Senin pagi, wajah-wajah siap tempur memenuhi peron Stasiun Pondok Cina. Aku duduk di salah satu bangku yang kosong bagian tengah peron. Berusaha tetap waspada mengalahkan rasa kantuk. Rute Bogor-Tanah Abang yang akan kuambil adalah salah satu rute yang paling sadis di antara rute-rute KRL lainnya, karena jumlah jadwalnya yang tidak sebanyak rute lain. Pahaku merapat terjepit di antara dua ibu-ibu bertubuh gempal dengan lengan besar yang semakin membuatku semakin sulit bergerak. Jilbab bermanik yang dikenakan ibu di sebelah kananku menusuk-nusuk kepalaku setiap kali kepalanya yang mengantuk oleng ke arahku. Walau begitu, aku masih bersyukur kebagian duduk pagi ini.
Kereta yang berjalan dengan kecepatan stabil bergoyang-goyang dengan suaranya yang khas. Aku yang berusaha untuk tidak tertidur, karena aku trauma terlewat stasiun, mengedarkan pandangan ke gerbong no.6 yang berisi wajah-wajah yang mayoritasnya familiar kutemui setiap hari. Namun di dekat pintu seberangku, sesosok pria bercardigan coklat yang sedang asyik mengetuk-ngetuk layar sentuh ponselnya menarik perhatianku. Entah kenapa punggung lebar dan tengkuk putih itu terasa asing sekaligus familiar.
Tiba-tiba kereta mengerem kasar di depan membuat para penumpang heboh terombang-ambing dalam peron. Gerakan berayun itu membuatku gepeng seperti panini diapit dua penumpang di kanan-kiriku. Setelah kereta stabil, aku menegakkan dudukku, dan pandangan kami pun bertemu. Wajah putihnya dan rambut ikal itu tak berubah dari 15 tahun yang lalu. Selama beberapa detik mata teduh itu membuat jantungku lupa berdetak. Tapi dia sepertinya tidak mengenaliku. Ada gelombang emosi yang menghantamku. Aku bahkan tak tahu rindu itu masih di situ.
***
Stasiun Sudirman termasuk stasiun kereta yang besar dengan lalu lintas penumpang yang tinggi. Ketika kereta berhenti, jumlah penumpang yang turun seringkali membuatmu menyeret langkahmu dalam arus manusia. Begitupun dengannya. Tanpa menyia-nyiakan waktu, langkahnya sudah jauh di depan menaiki tangga ke luar peron stasiun.

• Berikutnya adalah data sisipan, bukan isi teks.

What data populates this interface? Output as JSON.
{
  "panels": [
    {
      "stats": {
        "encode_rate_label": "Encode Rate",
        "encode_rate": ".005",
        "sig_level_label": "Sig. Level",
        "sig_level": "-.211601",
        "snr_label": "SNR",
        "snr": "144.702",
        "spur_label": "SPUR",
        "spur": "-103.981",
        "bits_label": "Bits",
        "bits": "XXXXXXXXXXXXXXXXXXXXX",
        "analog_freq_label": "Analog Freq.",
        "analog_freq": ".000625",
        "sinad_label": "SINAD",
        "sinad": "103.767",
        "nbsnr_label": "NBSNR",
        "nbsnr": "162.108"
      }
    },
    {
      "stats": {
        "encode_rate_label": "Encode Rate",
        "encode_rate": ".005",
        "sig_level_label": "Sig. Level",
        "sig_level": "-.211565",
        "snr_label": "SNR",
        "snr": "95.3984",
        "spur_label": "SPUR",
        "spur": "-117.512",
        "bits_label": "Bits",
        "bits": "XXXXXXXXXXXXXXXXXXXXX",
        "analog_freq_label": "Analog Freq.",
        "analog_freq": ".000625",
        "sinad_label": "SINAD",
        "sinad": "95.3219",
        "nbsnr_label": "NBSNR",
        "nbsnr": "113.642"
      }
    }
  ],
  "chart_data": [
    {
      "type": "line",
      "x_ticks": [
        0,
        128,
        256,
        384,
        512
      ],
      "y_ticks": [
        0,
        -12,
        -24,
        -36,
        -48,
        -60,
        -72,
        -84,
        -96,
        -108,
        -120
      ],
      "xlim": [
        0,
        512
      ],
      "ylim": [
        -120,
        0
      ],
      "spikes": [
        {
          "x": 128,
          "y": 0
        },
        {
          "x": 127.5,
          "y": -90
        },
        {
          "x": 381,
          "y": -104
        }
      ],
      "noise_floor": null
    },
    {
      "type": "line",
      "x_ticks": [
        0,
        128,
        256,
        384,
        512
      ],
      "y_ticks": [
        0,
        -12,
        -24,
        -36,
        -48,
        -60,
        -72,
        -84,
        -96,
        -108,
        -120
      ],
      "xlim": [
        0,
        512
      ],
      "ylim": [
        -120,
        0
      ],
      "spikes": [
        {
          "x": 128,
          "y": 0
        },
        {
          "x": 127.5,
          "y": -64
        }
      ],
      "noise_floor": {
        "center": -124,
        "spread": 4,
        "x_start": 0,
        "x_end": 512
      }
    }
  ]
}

“Kak Sena!” seruku berusaha menghentikan langkahnya. Namun tampaknya suaraku tak berhasil menembus earphone yang terpasang di kedua telinganya.
Aku berlari frustasi mengejarnya yang semakin jauh dari pintu gerbang keluar. Namun kartuku entah kenapa tidak berfungsi meski aku tap berulang-ulang. Tepat ketika akhirnya palang pintu gerbang membuka, Sena sudah menghilang dari area pandangku. Napasku yang tersengal, dan jantung yang berdebar kencang karena berlari sekuat tenaga entah kenapa rasanya ingin membuatku menangis. Aarg, sial, lagi, setelah 15 tahun, dia kembali lenyap dari hadapanku.
***
“Ci, gue ketemu Kak Sena,” kataku pada Cici, sahabatku sejak SMA.

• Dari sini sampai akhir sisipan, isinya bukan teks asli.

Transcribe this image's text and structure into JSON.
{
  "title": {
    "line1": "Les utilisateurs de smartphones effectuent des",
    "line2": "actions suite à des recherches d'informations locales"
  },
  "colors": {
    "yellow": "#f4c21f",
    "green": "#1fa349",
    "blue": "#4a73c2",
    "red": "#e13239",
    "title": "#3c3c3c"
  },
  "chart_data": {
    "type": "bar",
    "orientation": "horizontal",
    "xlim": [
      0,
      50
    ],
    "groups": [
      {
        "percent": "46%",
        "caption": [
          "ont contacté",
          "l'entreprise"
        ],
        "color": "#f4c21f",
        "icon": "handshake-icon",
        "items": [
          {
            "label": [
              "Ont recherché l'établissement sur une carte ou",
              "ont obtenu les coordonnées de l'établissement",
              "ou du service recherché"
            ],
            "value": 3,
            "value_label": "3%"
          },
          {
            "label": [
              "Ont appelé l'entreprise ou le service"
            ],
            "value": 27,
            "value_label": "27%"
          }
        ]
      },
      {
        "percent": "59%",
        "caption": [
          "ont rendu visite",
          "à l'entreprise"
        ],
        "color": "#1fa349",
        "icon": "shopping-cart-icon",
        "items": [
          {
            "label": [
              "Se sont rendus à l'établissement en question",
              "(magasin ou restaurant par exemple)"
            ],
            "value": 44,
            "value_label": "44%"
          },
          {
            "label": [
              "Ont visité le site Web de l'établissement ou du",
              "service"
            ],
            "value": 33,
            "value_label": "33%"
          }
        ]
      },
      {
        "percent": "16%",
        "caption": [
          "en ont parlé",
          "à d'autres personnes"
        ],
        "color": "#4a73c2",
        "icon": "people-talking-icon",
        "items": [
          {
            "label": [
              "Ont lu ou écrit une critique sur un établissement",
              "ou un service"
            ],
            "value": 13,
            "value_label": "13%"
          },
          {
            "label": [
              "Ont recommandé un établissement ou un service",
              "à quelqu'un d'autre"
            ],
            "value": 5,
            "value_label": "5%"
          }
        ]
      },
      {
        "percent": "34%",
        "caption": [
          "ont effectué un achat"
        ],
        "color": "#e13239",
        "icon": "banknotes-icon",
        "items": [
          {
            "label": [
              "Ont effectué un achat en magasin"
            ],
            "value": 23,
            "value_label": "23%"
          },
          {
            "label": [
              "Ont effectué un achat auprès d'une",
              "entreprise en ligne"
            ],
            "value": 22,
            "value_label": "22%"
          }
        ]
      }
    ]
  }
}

“Haaaa!” teriak Cici membuatku terpaksa menjauhkan ponsel dari telinga. Ya, Ci, aku juga mau teriak rasanya kalau tidak ingat aku masih di kantor dan ini masih jam makan siang.
“Nggak salah liat lo? Yakin? Yakin 100% itu Sena? Sena Alvaro? Kakak kelas kita dulu di Mading?” cerocos Cici.
“Iya, Sena yang itu. Yang keturunan Jepang. Guenya yakin itu dia, tapi dia kayaknya nggak ngenalin gue.”